What Is Baby Bottle Decay?

Baby bottle decay is the name of the type of decay that forms when a child falls asleep with a bottle in their mouth. When this happens, the saliva does not have the opportunity to naturally rinse away the sugars from the breast milk or formula. The sugars remain in the mouth and feed the bacteria that live in the oral cavity. The bacteria are active all night or the entire time your baby is sleeping and they can eat away at the dental enamel without interruption. 

When the enamel is eaten away, this creates demineralization, and when the minerals are released, white spots appear on the teeth. Oftentimes, the spots appear chalky and the teeth start to lose their shiny appearance. This flat appearance is one indication that demineralization has occurred and that the teeth have not simply hypermineralized.
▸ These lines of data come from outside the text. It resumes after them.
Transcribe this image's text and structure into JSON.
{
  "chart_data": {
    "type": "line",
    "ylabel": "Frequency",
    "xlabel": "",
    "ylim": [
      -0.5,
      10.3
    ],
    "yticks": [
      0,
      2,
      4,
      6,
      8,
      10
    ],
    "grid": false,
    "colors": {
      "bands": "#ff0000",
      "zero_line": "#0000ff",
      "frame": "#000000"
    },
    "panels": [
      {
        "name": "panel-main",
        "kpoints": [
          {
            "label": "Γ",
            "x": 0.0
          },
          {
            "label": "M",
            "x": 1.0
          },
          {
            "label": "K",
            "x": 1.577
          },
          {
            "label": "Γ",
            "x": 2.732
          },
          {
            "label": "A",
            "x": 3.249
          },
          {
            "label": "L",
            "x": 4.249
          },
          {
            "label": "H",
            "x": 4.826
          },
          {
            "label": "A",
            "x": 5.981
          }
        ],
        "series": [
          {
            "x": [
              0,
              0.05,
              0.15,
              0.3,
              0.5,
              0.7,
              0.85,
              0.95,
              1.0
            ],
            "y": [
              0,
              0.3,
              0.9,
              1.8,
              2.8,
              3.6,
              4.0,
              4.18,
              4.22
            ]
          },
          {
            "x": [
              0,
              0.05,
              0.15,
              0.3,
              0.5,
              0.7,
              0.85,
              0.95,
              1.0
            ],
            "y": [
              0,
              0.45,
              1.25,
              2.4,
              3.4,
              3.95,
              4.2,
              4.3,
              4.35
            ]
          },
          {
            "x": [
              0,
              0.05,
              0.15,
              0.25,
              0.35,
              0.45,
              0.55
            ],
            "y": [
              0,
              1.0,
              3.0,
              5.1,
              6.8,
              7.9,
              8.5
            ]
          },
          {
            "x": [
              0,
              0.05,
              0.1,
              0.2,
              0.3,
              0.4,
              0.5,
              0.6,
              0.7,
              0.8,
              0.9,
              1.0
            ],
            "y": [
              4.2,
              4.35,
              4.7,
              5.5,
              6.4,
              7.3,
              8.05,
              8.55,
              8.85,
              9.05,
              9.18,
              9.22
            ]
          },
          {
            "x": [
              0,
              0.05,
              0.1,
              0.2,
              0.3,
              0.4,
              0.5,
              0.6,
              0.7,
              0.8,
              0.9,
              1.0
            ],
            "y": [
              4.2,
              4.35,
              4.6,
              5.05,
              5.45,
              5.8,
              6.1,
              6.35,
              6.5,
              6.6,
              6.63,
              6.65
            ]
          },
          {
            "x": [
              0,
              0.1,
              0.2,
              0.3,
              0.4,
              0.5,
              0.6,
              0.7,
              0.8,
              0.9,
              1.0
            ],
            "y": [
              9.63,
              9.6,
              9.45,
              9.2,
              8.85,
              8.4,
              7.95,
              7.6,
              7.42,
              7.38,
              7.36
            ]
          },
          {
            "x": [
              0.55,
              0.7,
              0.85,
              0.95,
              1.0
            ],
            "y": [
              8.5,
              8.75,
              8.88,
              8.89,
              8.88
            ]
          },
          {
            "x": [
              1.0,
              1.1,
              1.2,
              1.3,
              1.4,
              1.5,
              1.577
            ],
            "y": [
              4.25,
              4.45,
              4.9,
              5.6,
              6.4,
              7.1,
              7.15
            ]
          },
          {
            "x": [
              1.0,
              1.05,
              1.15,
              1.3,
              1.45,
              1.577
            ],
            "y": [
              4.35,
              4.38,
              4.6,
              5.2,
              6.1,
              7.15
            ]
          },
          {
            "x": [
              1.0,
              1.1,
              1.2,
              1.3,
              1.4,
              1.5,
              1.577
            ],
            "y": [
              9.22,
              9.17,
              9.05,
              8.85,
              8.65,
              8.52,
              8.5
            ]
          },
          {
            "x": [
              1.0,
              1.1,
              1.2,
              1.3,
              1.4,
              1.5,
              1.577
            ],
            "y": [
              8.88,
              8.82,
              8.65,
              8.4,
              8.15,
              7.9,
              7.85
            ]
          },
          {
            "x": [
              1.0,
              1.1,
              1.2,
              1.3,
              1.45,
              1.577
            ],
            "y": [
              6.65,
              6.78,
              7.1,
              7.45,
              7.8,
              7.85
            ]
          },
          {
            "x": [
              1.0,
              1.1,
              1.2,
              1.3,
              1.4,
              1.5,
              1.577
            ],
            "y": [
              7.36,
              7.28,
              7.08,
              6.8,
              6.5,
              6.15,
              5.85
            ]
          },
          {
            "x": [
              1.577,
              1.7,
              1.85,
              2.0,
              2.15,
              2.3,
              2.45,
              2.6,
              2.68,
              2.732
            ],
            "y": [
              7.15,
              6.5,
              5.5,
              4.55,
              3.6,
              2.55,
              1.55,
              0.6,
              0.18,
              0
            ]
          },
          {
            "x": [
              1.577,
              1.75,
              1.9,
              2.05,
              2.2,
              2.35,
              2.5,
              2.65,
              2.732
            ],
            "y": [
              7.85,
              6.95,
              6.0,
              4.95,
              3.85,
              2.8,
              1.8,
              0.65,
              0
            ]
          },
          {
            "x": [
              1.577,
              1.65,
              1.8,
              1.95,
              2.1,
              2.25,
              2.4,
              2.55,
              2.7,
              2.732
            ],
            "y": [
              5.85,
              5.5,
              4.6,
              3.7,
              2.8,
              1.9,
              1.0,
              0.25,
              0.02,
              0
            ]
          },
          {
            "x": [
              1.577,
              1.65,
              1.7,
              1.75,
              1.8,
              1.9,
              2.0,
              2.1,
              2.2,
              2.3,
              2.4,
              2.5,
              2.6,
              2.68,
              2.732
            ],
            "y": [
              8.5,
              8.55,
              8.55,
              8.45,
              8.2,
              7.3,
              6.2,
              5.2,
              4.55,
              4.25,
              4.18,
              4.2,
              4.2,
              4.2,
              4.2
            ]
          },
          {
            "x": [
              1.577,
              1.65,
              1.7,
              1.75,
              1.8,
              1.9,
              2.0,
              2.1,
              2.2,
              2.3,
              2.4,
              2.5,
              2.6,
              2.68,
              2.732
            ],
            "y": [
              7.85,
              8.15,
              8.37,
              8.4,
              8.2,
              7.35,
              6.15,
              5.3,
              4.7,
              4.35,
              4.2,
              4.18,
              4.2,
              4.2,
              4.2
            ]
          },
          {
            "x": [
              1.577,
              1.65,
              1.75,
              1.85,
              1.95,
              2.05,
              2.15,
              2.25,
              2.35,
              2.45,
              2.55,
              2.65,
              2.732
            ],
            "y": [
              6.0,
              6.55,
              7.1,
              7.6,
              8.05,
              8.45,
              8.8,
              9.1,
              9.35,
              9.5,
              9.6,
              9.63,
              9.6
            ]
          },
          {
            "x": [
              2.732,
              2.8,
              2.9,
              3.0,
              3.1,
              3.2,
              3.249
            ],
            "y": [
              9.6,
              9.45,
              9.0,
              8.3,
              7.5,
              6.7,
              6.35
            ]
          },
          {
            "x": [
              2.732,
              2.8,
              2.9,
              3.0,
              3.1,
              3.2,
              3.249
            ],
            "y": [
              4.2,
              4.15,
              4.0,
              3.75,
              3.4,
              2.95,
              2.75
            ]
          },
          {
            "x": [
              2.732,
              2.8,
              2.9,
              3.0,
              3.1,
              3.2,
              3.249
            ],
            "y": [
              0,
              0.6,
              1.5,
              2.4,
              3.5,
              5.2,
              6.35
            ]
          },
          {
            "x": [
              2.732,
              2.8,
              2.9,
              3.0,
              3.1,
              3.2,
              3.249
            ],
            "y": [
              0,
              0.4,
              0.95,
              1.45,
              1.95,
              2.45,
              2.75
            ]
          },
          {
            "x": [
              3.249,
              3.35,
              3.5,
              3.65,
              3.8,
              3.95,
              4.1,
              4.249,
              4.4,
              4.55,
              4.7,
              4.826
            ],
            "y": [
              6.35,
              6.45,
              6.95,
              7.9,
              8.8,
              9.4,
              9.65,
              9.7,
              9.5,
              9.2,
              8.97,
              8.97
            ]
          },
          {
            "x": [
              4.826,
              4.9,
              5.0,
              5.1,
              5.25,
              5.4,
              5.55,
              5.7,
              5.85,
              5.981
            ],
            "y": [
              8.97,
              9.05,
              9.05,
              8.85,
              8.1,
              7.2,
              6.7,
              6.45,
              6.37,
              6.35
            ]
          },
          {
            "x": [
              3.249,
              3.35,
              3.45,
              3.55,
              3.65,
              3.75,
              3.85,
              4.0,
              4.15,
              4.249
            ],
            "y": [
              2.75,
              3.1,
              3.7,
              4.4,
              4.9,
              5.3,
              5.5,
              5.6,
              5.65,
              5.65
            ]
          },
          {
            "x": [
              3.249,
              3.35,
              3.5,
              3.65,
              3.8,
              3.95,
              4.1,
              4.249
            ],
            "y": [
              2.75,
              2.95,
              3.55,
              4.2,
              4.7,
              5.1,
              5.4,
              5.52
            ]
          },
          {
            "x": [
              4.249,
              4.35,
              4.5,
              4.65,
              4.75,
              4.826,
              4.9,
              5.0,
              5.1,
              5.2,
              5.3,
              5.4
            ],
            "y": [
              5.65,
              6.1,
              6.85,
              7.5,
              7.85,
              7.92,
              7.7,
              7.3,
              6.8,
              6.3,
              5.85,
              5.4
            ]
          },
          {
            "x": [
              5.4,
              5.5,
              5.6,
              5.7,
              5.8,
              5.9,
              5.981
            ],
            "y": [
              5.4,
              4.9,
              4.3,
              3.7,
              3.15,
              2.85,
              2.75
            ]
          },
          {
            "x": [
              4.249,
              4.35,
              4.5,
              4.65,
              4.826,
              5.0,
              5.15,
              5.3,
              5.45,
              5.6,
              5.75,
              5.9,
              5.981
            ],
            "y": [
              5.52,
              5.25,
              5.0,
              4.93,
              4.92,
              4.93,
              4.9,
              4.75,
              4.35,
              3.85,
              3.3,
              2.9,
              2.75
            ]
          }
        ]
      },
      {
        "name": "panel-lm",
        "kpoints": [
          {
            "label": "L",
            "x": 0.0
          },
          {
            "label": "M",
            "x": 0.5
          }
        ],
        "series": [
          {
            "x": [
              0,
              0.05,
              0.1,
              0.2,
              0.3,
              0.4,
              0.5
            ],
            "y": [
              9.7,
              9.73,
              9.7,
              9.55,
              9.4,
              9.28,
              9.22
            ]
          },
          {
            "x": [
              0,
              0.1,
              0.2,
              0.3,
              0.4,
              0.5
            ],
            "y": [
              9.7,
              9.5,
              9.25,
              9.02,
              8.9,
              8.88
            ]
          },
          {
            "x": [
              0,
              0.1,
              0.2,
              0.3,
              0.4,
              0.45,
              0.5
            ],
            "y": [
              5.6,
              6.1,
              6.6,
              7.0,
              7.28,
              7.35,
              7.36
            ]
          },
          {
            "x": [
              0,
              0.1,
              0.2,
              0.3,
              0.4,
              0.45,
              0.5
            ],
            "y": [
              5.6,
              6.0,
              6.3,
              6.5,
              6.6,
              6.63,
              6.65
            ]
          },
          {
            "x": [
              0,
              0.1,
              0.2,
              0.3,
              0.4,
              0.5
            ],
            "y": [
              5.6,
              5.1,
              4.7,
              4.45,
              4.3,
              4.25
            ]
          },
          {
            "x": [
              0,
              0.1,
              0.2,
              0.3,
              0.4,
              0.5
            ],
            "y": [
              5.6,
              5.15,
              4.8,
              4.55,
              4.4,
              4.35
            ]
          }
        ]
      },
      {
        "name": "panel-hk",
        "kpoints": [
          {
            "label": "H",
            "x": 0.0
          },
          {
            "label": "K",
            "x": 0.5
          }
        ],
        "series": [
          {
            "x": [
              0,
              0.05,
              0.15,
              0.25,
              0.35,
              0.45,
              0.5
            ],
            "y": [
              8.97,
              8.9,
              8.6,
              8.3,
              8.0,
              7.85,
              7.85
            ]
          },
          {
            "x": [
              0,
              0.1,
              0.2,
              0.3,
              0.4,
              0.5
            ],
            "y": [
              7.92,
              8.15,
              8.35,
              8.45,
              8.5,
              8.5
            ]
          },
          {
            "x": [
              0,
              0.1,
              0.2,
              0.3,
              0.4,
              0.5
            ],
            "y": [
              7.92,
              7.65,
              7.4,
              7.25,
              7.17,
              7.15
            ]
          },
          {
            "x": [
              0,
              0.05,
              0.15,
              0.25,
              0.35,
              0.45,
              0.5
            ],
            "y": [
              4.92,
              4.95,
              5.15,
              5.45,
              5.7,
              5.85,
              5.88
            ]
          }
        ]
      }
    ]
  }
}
Once the white spots appear, the teeth are at a greater risk of developing full cavities. And this is something that your child's dentist will need to look closely for. 

How Is Baby Bottle Decay Treated?

The first step in stopping your child's teeth from becoming fully decayed is to stop the habits that have lead to the decay issue in the first place. In other words, you need to stop giving your child a bottle to sleep with. Also, you should minimize the number of acidic substances that your child consumes to limit the amount of enamel that is worn away. This means avoiding citrus foods and juices.

In addition to feeding and habit changes, your dentist should talk to you about the use of fluoride treatments. The fluoride can help with remineralization of the enamel. Keep in mind that fluoride is often not suggested for babies and young children. This is due to toxicity risks, so make sure that all treatments are provided with the supervision of your general dentistry practitioner.